Suudi Arabistan’ın kesilen kurbanları Ameri-kan askerlerine verdiğine dönük sosyal medyadaki haberler dikkat çekici.

Bu haberler çerçevesinde yapılan yorumlarda, Suudi Arabistan’a hac ve umre boykotu yapılması da öneriliyor.

Öneriler o kadar farklı ki…

Peki, o haber doğru mu?

**

Gazeteci/Yazar Barış Terkoğlu, bir ifadesinin alınması konusunda gözaltına alınmış.

Vay be!

Sonra?

Saatler sonra savcılığa verdiği ifadenin ardından serbest bırakılmış.

Bunun adı nedir?

Gözdağı…

 

1996 yılında da yazdığım bir köşe yazısından dolayı dönemin Erdemir Genel Müdürünün şikayeti üzerine evime baskın yapılmış ve bir hırsız katil gibi gözaltına alınmıştım.

Ne komikti.

Şikayete kalır ise bizlerin karakoldan adliyeden kimse çıkarmaz ki!

Bastır bastır şikayet.

Bastır bastır gözaltı.

Bastır bastır savcılık.

Bastır bastır tutuksuz yargılanmak üzere serbest bırakılış.

 

Basın özgürlüğü!

Dünyadaki 180 ülke arasında biz kaçıncı sırada olabiliriz?

Tahmininizi alayım!

Uzatmadan söyleyeyim gerçeği.

Tacikistan ve Kongo ile birlikte 151. Sıradayız iyi mi?

Ya işte böyle.

**

Eski nişanlısının kız kardeşine mahkemede göz kırpıp öpücük gönderen C.S’ye cinsel taciz suçu işlediği gerekçesiyle cart diye para cezası verilmiş.

Sen misin baldızına öpücük yollayan!

Affeyle hakim bey desende de yemez!

Şıkır şıkır ödeyeceksin cezayı.

Ama hiç aklına gelir miydi, alt tarafı bir öpücük ve göz kırpma karşılığında mahkum olacağı.

Ya işte böyle.

Eline, beline ve diline sahip olacaksın!

**

Devlet tasarruf diyor.

İlk sırada makam otoları var yine.

İyi güzel de, aynı törene ayrı ayrı makam arabaları ile giden başkan, yardımcıları, daire müdürleri falan filan hiç düşünmüyorlar mı o aracın topluma maliyetini.

Hele küçük yerlerde.

5 yıl önce kaleme aldığım “Ben Belediye Başkanı olsam” başlıklı yazımda yolunu göstermiştim demek istemesem de, yazmak durumundayım.

Ben belediye başkanı olsam, ilçedeki tüm duraklardan her gün bir nöbetçi taksi çağırırım.
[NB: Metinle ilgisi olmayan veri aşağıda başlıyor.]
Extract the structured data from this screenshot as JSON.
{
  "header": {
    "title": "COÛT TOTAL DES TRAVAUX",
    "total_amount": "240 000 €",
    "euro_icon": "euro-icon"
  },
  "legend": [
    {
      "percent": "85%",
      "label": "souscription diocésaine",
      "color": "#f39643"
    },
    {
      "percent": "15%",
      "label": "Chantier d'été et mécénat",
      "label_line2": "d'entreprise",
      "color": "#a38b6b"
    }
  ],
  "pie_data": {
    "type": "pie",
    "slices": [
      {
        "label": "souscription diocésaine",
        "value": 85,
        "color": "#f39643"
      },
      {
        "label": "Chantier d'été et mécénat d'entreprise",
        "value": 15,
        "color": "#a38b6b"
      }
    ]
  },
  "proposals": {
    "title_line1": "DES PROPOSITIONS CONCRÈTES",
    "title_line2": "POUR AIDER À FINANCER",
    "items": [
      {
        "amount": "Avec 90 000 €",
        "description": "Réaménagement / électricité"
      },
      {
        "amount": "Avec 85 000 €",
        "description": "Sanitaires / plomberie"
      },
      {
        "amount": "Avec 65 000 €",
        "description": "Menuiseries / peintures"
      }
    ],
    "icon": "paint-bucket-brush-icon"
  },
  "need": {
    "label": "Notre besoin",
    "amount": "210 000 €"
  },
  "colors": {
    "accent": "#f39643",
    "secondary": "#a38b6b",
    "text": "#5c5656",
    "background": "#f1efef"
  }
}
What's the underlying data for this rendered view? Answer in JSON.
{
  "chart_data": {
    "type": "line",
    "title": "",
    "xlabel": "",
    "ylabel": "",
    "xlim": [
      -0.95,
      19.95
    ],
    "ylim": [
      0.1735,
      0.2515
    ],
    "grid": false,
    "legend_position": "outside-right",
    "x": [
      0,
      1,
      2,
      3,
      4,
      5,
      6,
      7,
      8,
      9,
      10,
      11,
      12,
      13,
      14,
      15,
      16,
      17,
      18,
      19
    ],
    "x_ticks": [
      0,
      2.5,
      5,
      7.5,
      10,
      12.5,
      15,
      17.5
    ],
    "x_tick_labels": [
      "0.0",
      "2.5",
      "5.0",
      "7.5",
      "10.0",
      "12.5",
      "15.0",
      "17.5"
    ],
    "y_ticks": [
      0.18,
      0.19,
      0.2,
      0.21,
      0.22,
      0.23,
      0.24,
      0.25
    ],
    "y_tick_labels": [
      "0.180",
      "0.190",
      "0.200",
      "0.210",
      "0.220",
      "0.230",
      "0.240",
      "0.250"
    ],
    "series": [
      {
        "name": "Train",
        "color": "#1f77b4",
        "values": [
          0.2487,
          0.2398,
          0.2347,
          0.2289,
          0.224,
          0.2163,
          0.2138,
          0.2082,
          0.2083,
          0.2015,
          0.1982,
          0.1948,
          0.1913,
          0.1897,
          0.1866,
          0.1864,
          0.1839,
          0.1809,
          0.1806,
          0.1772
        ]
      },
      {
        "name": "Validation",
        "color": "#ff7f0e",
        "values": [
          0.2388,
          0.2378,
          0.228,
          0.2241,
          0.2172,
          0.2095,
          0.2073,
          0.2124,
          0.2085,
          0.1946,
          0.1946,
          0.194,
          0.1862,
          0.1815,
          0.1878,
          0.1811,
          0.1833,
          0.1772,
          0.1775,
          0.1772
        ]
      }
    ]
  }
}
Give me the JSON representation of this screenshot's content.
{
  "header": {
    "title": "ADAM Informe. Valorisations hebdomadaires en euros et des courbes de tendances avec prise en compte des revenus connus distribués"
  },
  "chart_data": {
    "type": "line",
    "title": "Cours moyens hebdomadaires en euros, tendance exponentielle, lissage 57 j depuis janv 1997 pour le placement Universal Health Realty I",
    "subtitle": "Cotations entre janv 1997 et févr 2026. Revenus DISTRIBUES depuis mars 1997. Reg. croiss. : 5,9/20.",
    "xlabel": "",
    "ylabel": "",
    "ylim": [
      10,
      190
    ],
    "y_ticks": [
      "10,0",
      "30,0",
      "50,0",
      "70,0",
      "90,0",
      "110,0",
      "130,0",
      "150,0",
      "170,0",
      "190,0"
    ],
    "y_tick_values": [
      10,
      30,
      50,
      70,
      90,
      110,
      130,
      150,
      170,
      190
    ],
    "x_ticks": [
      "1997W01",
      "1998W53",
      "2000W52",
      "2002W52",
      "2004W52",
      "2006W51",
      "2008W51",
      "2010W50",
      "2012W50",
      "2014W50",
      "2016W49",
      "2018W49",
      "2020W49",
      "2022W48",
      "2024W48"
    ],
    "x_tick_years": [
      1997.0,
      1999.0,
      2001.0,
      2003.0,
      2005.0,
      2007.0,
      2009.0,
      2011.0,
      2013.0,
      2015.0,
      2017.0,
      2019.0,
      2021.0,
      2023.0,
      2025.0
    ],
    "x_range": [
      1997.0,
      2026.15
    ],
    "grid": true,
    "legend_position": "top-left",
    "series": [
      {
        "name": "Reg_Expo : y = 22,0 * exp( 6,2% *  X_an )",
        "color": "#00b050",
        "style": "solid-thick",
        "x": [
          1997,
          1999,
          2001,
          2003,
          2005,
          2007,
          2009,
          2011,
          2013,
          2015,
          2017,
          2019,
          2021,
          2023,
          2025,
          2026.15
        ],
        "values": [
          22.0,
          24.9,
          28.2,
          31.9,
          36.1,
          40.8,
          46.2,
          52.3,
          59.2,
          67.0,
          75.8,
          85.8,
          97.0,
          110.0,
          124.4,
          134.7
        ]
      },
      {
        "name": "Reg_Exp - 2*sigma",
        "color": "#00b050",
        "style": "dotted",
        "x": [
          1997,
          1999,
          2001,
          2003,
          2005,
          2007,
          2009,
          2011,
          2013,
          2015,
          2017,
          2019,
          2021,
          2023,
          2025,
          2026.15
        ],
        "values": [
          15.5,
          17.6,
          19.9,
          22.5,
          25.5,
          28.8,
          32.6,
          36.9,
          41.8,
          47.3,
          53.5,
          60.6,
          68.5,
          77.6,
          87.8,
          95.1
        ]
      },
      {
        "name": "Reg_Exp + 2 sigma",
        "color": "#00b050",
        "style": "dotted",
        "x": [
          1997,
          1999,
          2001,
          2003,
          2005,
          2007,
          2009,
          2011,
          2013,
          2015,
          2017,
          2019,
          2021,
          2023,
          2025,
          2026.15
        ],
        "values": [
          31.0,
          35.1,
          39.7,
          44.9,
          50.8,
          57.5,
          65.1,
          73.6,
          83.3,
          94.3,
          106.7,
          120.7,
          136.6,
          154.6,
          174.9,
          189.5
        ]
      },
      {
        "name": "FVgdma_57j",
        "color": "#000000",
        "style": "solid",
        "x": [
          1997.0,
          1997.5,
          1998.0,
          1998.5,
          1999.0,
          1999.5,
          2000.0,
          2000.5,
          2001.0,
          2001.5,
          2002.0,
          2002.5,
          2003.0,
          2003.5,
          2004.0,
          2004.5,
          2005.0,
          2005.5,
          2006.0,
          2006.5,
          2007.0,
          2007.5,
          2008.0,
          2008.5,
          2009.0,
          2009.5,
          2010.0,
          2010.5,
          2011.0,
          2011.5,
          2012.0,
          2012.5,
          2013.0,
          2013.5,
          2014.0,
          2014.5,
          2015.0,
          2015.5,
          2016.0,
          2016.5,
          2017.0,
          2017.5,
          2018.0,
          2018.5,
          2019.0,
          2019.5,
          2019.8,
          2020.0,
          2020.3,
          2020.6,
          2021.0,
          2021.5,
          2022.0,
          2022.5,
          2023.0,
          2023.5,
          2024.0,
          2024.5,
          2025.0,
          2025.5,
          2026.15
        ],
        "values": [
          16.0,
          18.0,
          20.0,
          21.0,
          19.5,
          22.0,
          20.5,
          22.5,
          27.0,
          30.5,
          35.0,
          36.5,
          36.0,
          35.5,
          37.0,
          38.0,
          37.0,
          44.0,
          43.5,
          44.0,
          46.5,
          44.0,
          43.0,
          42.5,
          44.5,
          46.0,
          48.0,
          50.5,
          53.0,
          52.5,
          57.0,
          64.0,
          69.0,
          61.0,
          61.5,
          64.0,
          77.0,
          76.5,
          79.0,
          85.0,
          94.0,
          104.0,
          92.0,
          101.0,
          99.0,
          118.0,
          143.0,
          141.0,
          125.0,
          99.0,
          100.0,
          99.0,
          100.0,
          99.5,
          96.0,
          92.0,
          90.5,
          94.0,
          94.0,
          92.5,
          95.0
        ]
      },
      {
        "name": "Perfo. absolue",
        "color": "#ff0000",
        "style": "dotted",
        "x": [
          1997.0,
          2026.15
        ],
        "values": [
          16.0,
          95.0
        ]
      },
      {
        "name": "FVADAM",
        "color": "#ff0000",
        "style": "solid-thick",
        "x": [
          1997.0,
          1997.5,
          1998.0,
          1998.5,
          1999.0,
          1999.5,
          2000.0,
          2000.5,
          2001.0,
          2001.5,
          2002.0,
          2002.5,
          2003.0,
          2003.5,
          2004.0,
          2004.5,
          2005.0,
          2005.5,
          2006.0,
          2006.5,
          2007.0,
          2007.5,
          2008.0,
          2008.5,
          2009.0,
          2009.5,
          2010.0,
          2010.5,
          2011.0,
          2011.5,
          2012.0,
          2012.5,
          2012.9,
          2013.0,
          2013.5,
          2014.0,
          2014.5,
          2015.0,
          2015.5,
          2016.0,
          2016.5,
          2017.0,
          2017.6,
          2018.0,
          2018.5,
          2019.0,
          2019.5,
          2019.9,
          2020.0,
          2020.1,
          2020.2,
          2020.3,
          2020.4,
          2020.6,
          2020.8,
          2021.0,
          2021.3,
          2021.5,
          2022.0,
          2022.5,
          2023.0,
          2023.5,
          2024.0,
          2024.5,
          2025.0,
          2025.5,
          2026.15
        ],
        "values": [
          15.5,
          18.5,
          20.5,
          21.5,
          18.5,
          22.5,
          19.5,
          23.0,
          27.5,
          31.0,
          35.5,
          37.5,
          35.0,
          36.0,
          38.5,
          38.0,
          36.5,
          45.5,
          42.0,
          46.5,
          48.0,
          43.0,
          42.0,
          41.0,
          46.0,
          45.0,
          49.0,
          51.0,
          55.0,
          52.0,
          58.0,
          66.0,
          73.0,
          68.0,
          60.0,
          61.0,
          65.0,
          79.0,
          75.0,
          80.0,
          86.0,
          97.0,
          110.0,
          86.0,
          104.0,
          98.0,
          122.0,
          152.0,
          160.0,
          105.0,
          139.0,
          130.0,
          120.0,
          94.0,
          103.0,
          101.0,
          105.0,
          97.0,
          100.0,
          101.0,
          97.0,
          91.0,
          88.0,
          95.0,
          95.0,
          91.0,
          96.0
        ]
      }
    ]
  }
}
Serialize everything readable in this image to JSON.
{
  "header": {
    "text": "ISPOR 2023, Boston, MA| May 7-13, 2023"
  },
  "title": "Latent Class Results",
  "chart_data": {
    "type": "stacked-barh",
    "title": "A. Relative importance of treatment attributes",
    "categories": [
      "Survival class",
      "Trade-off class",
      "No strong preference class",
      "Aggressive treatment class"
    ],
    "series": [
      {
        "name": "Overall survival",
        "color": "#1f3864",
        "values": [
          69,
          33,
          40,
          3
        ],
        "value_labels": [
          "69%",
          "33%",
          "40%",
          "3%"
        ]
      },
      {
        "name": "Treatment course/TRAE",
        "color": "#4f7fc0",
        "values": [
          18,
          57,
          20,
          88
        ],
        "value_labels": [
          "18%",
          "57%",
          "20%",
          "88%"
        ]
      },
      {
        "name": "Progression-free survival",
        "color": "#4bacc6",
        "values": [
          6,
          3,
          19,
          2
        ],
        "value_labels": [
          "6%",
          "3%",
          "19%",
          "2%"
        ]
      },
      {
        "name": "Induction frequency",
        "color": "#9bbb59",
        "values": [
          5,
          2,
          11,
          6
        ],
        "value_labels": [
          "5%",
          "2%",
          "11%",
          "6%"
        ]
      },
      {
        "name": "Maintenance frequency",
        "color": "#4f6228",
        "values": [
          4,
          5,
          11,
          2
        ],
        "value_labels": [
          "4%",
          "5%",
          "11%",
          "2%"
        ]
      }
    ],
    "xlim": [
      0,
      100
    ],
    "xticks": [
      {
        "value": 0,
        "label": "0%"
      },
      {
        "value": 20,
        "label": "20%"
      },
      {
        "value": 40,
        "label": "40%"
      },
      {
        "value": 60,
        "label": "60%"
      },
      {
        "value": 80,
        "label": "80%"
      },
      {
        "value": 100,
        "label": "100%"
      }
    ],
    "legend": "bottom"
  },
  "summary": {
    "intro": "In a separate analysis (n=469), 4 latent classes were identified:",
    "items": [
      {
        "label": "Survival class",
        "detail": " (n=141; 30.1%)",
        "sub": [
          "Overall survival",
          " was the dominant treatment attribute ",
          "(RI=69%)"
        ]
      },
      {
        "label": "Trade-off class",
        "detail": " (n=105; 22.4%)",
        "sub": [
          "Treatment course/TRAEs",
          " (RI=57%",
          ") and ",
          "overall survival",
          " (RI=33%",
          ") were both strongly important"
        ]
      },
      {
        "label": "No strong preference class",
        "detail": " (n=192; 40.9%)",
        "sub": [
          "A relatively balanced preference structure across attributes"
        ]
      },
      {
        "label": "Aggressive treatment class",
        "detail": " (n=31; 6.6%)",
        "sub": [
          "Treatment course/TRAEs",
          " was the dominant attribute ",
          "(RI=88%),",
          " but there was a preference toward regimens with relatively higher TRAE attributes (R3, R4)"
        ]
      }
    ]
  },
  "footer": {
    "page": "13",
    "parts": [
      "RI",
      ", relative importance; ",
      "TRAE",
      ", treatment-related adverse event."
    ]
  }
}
Parasını da ödemek koşulu ile taksicilerle işbirliği yaparak makam otosu saltanatını yıkarım.

Ve yılda da en az 150 bin lira tasarruf ederim. O parayla neler yapılmaz. Ah ah !

Eeee koltuğu oturanın bir yeri kalktığı için, taksinin koltuğu batıyor demek ki!

Ne insanlar gördük biz makamı ele geçirdiğinde kanatsız yükselip, dününü unutup giden!